Nina se hallaba sentada al piano regalando su sobrecogedora voz a los allí presentes. David Schulthess tomó las riendas de hasta tres teclados con sus prodigiosas manos; mientras que Ekain Elorza se afincaba en el taburete de su batería, como de costumbre. A los mandos de la poderosa guitarra se encontraba Paco López, mientras que el bajo recaía en los dedos de Will Planas. Los acompañaba, por último, Gabi Planas, encargado de toda la instrumentación de percusión y como guitarra de apoyo, dando atmósfera.
Durante el concierto pudimos disfrutar de gran variedad de hits del grupo y, aunque la gira River se enfoca en lo que fue su tercer álbum de estudio The River and The Stone, tocaron canciones de álbumes pasados. La visita especial de la noche fue Miguel Ríos, quien estando ya consagrado como una leyenda absoluta del Rock español, elogió a Morgan por activa y por pasiva. Junto a él, cantaron El Rio, siendo sin duda uno de los momentazos de la noche, tanto para el público como para la propia banda.
Nina, tan natural y vergonzosa como siempre, nos agraciaba los momentos entre canciones con su ternura improvisada; hablando a un público que siempre se rinde a sus pies. Expresó mil y una veces lo agradecida y emocionada que estaba, llegando a encontrarse cerca de las lágrimas en varias canciones. Quien sí puedo asegurar que lloró fui yo, al igual que la mitad del público, durante casi la hora y media que duró el show. El momento más especial, emotivamente hablando, sucedió cuando Nina, con la voz algo rota, nos anunció que no sabría cuando sería la próxima vez que nos veríamos tras finalizar la gira, pero que volverían, eso seguro. Para afincar esa afirmación tocaron Volver, una de las canciones mas desgarradoras de la banda, que puso al público a cantar sobrecogido.

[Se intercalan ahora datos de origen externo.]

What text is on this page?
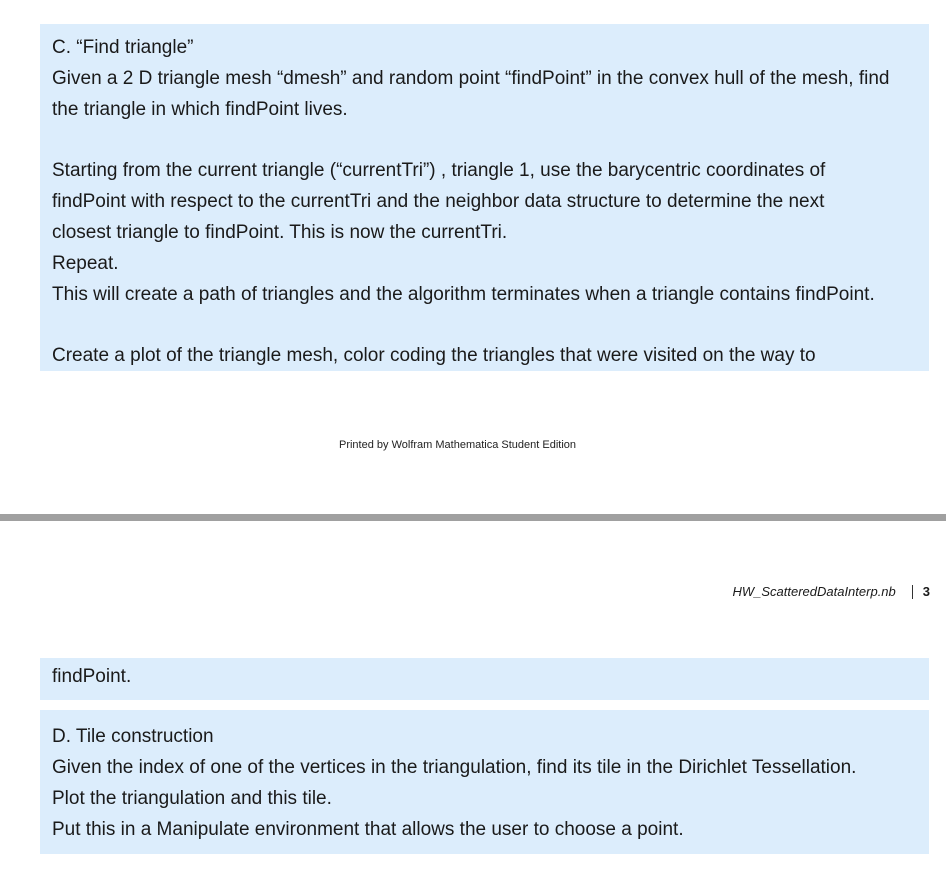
C. “Find triangle”
Given a 2 D triangle mesh “dmesh” and random point “findPoint” in the convex hull of the mesh, find
the triangle in which findPoint lives.
Starting from the current triangle (“currentTri”) , triangle 1, use the barycentric coordinates of
findPoint with respect to the currentTri and the neighbor data structure to determine the next
closest triangle to findPoint. This is now the currentTri.
Repeat.
This will create a path of triangles and the algorithm terminates when a triangle contains findPoint.
Create a plot of the triangle mesh, color coding the triangles that were visited on the way to
Printed by Wolfram Mathematica Student Edition
HW_ScatteredDataInterp.nb 3
findPoint.
D. Tile construction
Given the index of one of the vertices in the triangulation, find its tile in the Dirichlet Tessellation.
Plot the triangulation and this tile.
Put this in a Manipulate environment that allows the user to choose a point.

El concierto cerró, tras un pequeño parón, con Sargento de Hierro y River, dos de las más populares canciones del grupo. Tras largos minutos de aplausos continuados y con todo el Teatro en pie el grupo marchó tras bambalinas sin saber, quizá, lo que aquello significaba para quienes de verdad les amamos.
Mi pasión por la fotografía y la escritura viene dada por mi miedo irracional a olvidarme de instantes y momentos irrepetibles, intentando plasmar por algún medio lo que yo sentía entonces, y si alguna vez pierdo la capacidad de recordar, solo le pido a la vida poder tener siempre este concierto removiéndome las entrañas.